Thrice fifty youths accompany him with their play-clubs, and that was a third of the boy-troop of Ulster. The army saw them drawing near them over the plain. “A great army approaches us over the plain,” spake Ailill Fergus goes to espy them. “Some of the youths of Ulster are they,” said he, “and it is to succour Cuchulain they come.” “Let a troop go to meet them,” said Ailill, “unknown to Cuchulain; for if they unite with him ye will never overcome them.” Thrice fifty warriors went out to meet them. They fell at one another’s hands, so that not one of them got off alive of the number of the youths of Lia Toll. Hence is Lia (‘the Stone’) of Fiachu son of Ferfebè, for it is there that he fell.
“Take counsel,” quoth Ailill; “inquire of Cuchulain about letting you go from hence, for ye will not go past him by force, now that his flame of valour has risen.” For it was usual with him, when his hero’s flame arose in him, that his feet would turn back on him and his buttocks, before him, and the knobs of his calves would come on his shins, and one eye would be in his head and the other one out of his head.
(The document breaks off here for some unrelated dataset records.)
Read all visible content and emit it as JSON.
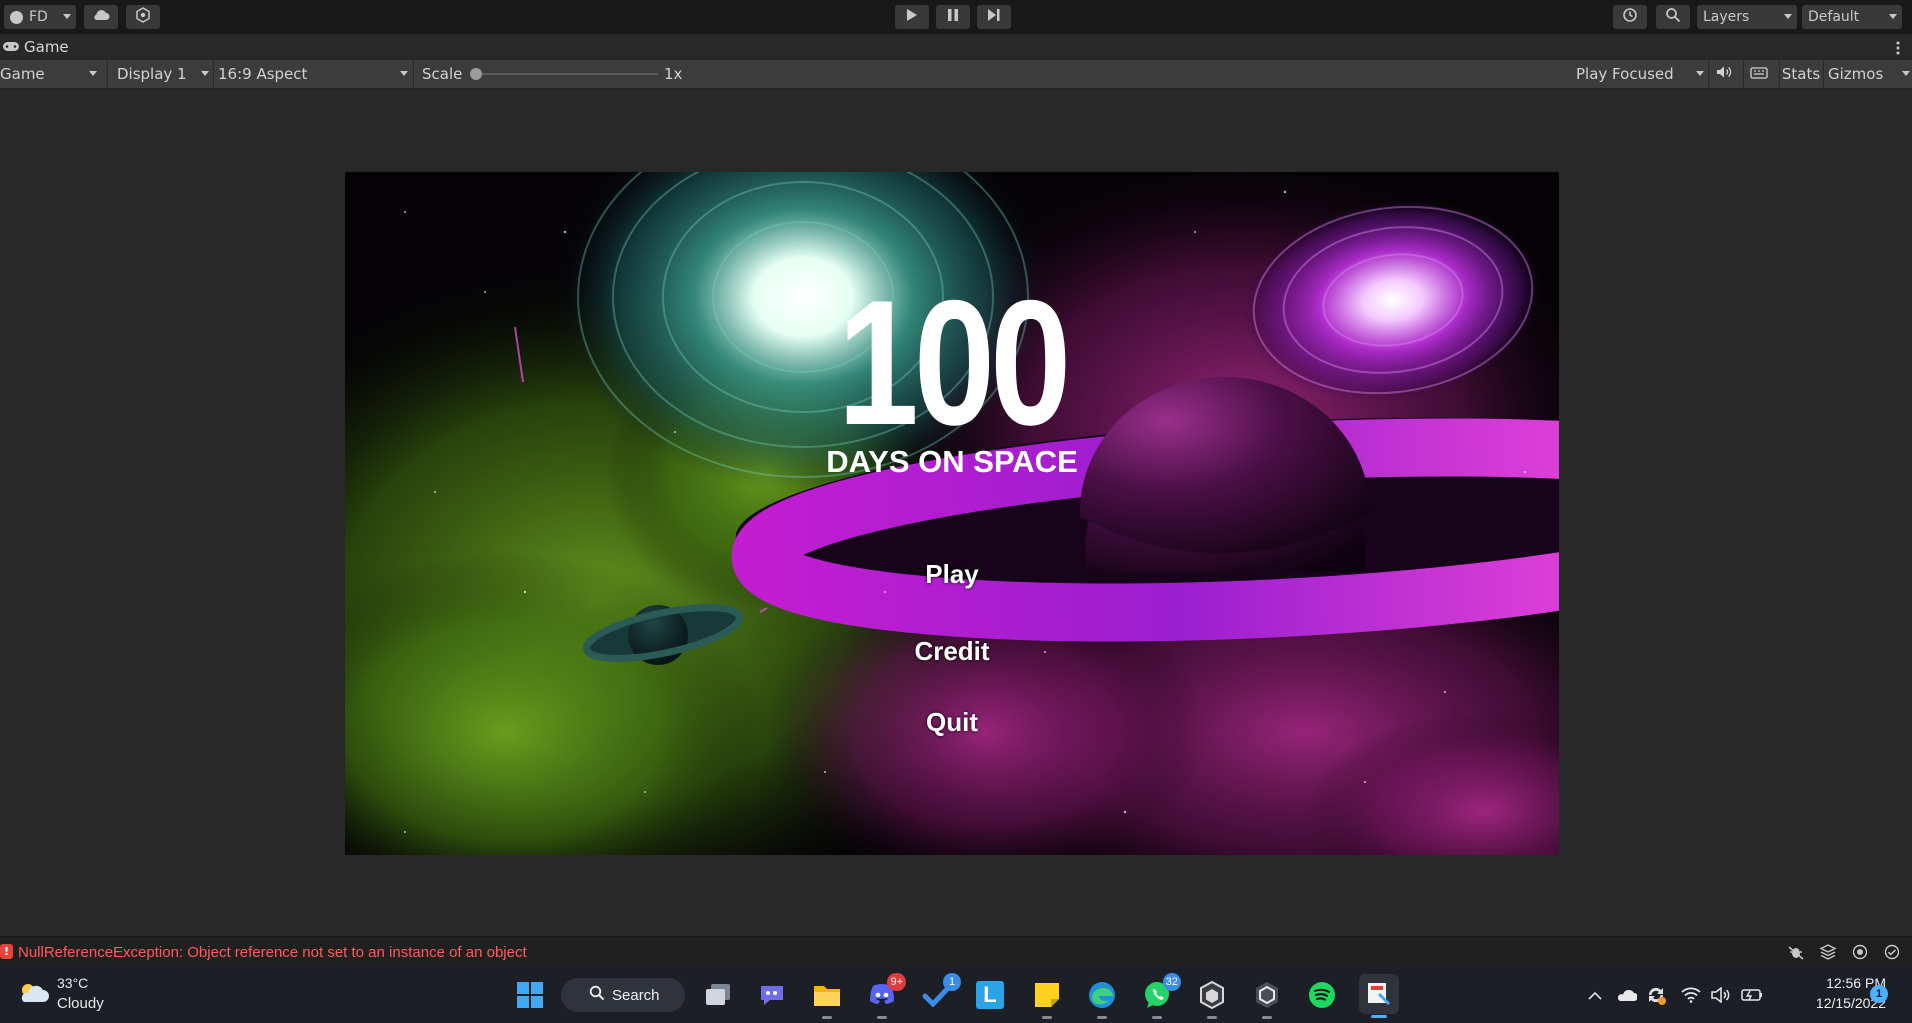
{
  "topbar": {
    "account_label": "FD",
    "layers_label": "Layers",
    "layout_label": "Default"
  },
  "game_tab": {
    "label": "Game"
  },
  "toolbar": {
    "view_mode": "Game",
    "display": "Display 1",
    "aspect": "16:9 Aspect",
    "scale_label": "Scale",
    "scale_value": "1x",
    "scale_level": 0,
    "play_mode": "Play Focused",
    "stats_label": "Stats",
    "gizmos_label": "Gizmos"
  },
  "game": {
    "title_number": "100",
    "title_sub": "DAYS ON SPACE",
    "menu": {
      "play": "Play",
      "credit": "Credit",
      "quit": "Quit"
    }
  },
  "status": {
    "error_message": "NullReferenceException: Object reference not set to an instance of an object",
    "error_color": "#ff5b5b"
  },
  "taskbar": {
    "weather_temp": "33°C",
    "weather_desc": "Cloudy",
    "search_label": "Search",
    "discord_badge": "9+",
    "todo_badge": "1",
    "whatsapp_badge": "32",
    "time": "12:56 PM",
    "date": "12/15/2022",
    "notification_count": "1",
    "icons": [
      "windows-start-icon",
      "search-icon",
      "task-view-icon",
      "teams-chat-icon",
      "file-explorer-icon",
      "discord-icon",
      "todo-icon",
      "launcher-l-icon",
      "sticky-notes-icon",
      "edge-icon",
      "whatsapp-icon",
      "unity-hub-icon",
      "unity-icon",
      "spotify-icon",
      "paint-icon"
    ]
  }
}
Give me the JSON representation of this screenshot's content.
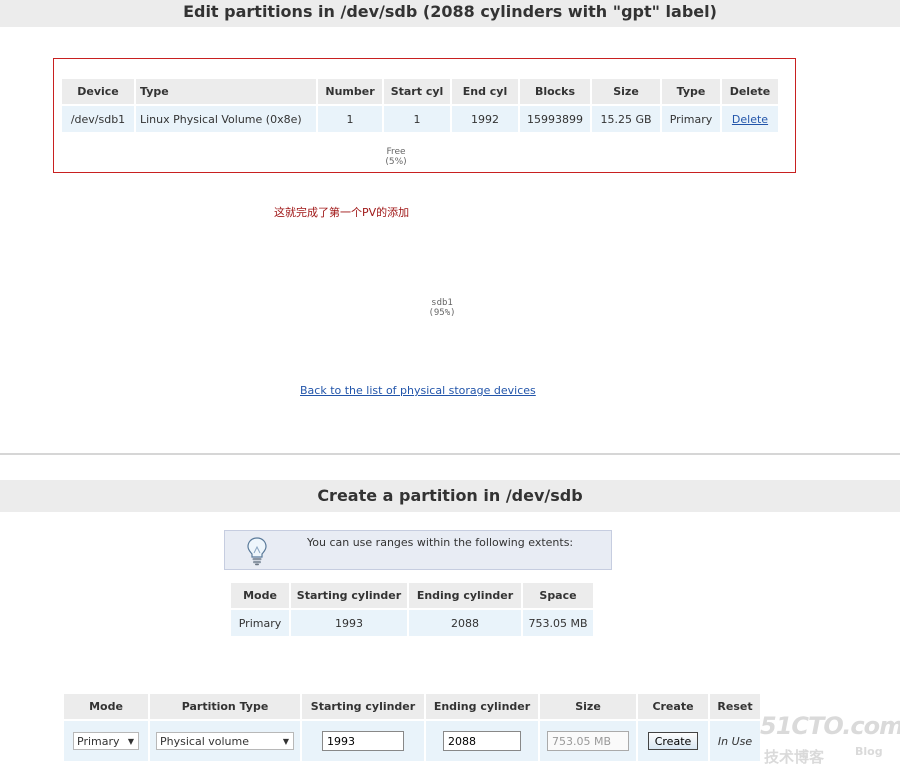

A man’s head would have gone into his mouth. There was not a hair on him that was not as sharp as the thorn of the haw, and a drop of blood was on each single hair. He would recognize neither comrades nor friends. Alike he would strike them before and behind. Therefrom it was that the men of Connacht gave Cuchulain the name Riastartha (‘the Contorted One’).